The archbishop spoke at length about Mother Lange School, and the Oct. 23 groundbreaking on the first new Catholic school to be built in Baltimore City in more than 60 years.
“It is a tangible symbol of the church’s commitment to Catholic education, to the City of Baltimore and to our children of today and tomorrow,” he said. “The commitment to build a new school … represents a major investment.
And while we could choose to make that investment in any of our nine surrounding counties, we have chosen to do so in Baltimore, on a block of land on a street named after Martin Luther King Jr., a champion of peace and of human dignity. “And we’ve chosen to name the school after Mother Mary Elizabeth Lange, who founded the first order of nuns of African descent and the first Catholic school for children of color – just a few blocks from the site of our new school.
“We pray others will be inspired to make a similar investment in our city and in those who call it their home.”
The evening’s entertainment included familiar faces in the form of the choir from Cardinal Shehan School in Baltimore, and students from one of its newest collaborators, Krieger Schechter Day School, on “Ain’t No Mountain High Enough.”
That segment began with Harrison Fribush, an eighth-grader from the Jewish day school, playing a bongo solo. Fribush has raised $5,000 for enhancements to the music room at Cardinal Shehan School. According to his mother, Nicole, as part of his Bar Mitzvah project, Fribush established a Go Fund Me page to raise money for both Cardinal Shehan’s music program, and Believe In Music, an after school music program for Baltimore City youth.

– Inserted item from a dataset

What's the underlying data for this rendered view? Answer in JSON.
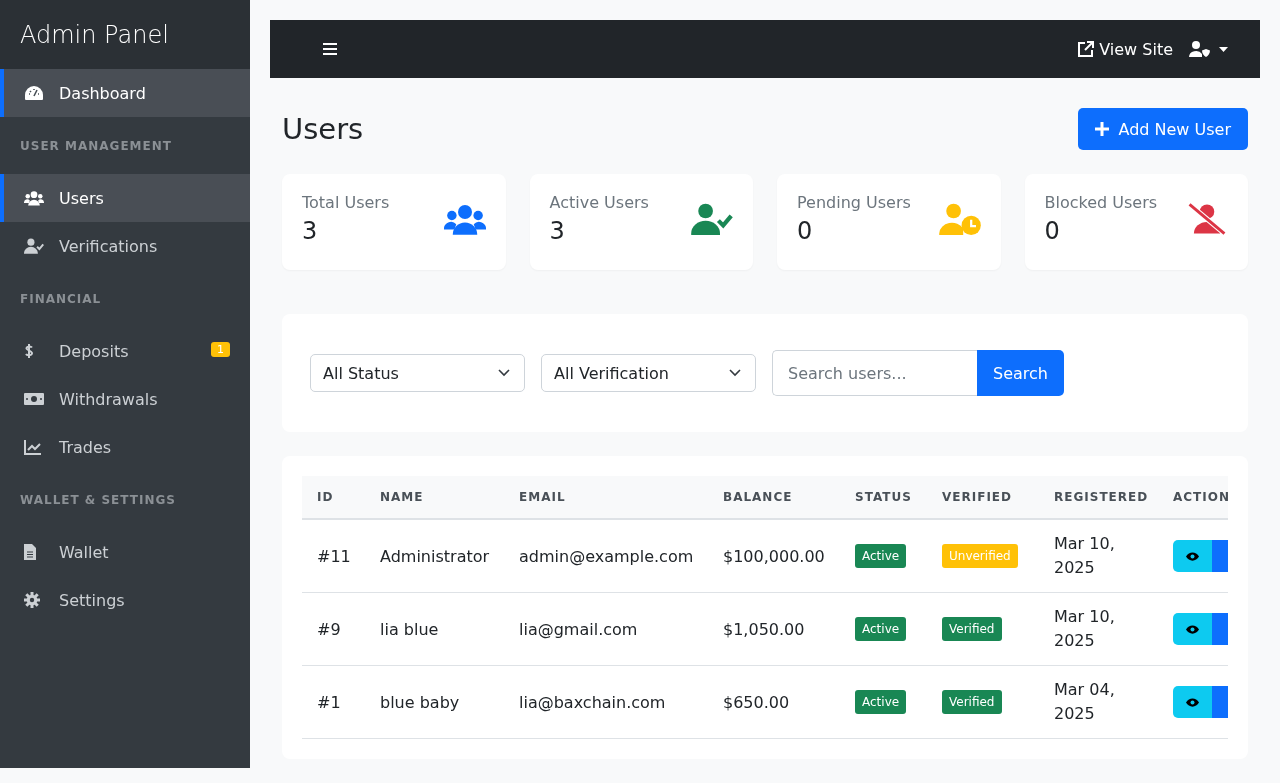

The event at the Marriott Waterfront included a video presentation on First Fruits Farm and remarks from founders Rick and Carol Bernstein, on the contributions Catholic schools have made in the volunteer-led harvesting of approximately 15 million pounds of fruits and vegetables that has been donated to local food banks, homeless shelters and other food providers.
Andre Hepkins and Lacee Griffith of WBAL-TV served as hosts of the event, whose chairperson was Laura Gamble, a regional president of PNC Bank. The blessing was provided by Bishop Adam J. Parker.
Editor’s note: This story was updated Oct. 1, 10:30 a.m., to correct the source of the donation for Cardinal Shehan’s music program.